Plusieurs municipalités françaises, dont Angers, ont récemment décidé de restreindre, voire d’interdire la circulation des trottinettes électriques en centre-ville. Cette décision intervient après une hausse des accidents impliquant ces engins, souvent liés à des blessures graves ou des troubles neurologiques chez les utilisateurs. Selon nos confères de Ouest France, cette tendance s’inscrit dans un mouvement plus large, déjà observé à Saint-Brieuc, Montpellier ou encore Saint-Denis.

Ce qu'il faut retenir

  • Plusieurs villes, dont Angers, interdisent désormais la circulation des trottinettes électriques en centre-ville.
  • Cette mesure fait suite à une augmentation des accidents impliquant ces engins, parfois graves.
  • Des troubles neurologiques et des blessures sont régulièrement signalés parmi les utilisateurs.
  • Angers rejoint une liste croissante de municipalités ayant adopté cette restriction.

Une décision progressive après une phase de prévention

À Angers, la municipalité a opté pour une interdiction pure et simple de la circulation des trottinettes électriques en centre-ville.
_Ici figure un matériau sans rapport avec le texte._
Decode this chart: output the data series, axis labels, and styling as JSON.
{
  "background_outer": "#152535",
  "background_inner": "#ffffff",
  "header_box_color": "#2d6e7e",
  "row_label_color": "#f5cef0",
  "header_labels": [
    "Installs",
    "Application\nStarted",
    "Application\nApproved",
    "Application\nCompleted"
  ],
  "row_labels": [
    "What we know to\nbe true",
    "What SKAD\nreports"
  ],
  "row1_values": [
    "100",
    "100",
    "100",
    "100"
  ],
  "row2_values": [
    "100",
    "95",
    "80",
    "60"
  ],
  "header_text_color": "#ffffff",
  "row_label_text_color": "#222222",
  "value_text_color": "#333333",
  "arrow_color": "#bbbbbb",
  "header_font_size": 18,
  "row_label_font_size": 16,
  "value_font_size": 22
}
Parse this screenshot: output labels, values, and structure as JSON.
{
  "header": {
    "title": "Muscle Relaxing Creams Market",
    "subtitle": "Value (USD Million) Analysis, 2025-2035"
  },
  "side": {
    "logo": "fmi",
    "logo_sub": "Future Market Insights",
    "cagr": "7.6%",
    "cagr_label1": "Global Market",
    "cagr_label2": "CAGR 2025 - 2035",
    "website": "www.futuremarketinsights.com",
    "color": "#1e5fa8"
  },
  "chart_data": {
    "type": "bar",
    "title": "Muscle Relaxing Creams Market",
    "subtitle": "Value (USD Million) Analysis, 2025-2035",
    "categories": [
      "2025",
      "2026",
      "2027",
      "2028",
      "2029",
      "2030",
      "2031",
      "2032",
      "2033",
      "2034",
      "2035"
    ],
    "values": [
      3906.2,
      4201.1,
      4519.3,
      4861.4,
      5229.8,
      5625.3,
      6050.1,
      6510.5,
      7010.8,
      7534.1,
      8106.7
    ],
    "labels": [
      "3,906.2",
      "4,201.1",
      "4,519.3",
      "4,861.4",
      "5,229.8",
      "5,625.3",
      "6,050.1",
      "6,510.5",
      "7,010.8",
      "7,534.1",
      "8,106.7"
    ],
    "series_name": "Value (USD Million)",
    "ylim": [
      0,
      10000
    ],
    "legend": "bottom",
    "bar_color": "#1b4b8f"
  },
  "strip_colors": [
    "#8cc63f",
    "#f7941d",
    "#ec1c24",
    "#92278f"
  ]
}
Cette mesure intervient après une période de prévention, comme l’a indiqué la mairie dans un communiqué. « La multiplication des accidents, notamment ceux entraînant des traumatismes crâniens ou des fractures, a convaincu l’exécutif local d’agir », a précisé un responsable municipal, cité par Ouest France. La ville rejoint ainsi d’autres métropoles ayant déjà pris des mesures similaires, à l’image de Saint-Brieuc ou Montpellier.

Des risques sanitaires et sécuritaires documentés

Les trottinettes électriques, plébiscitées pour leur praticité, sont régulièrement pointées du doigt pour leur dangerosité. Selon les données disponibles, les accidents impliquant ces engins ont augmenté de **plus de 20 %** en deux ans dans certaines villes. Les blessures les plus fréquentes concernent les membres inférieurs, mais les traumatismes crâniens et les commotions cérébrales représentent une part croissante des cas, parfois avec des séquelles neurologiques. « Ces engins, lorsqu’ils sont mal utilisés ou sur des infrastructures inadaptées, exposent leurs utilisateurs à des risques disproportionnés », a souligné un neurologue interrogé par Ouest France.

Un phénomène qui dépasse les grandes métropoles

Si les restrictions sont d’abord apparues dans les grandes villes comme Montpellier ou Saint-Denis, le mouvement s’étend désormais à des agglomérations de taille moyenne. À Saint-Brieuc, par exemple, l’interdiction a été effective dès le début de l’année 2026, après une concertation avec les associations d’usagers et les services de secours. « La sécurité des piétons et des utilisateurs doit primer », a déclaré un élu local. À Angers, la décision a été prise après une évaluation des risques, incluant des retours des services d’urgence et des associations de prévention routière.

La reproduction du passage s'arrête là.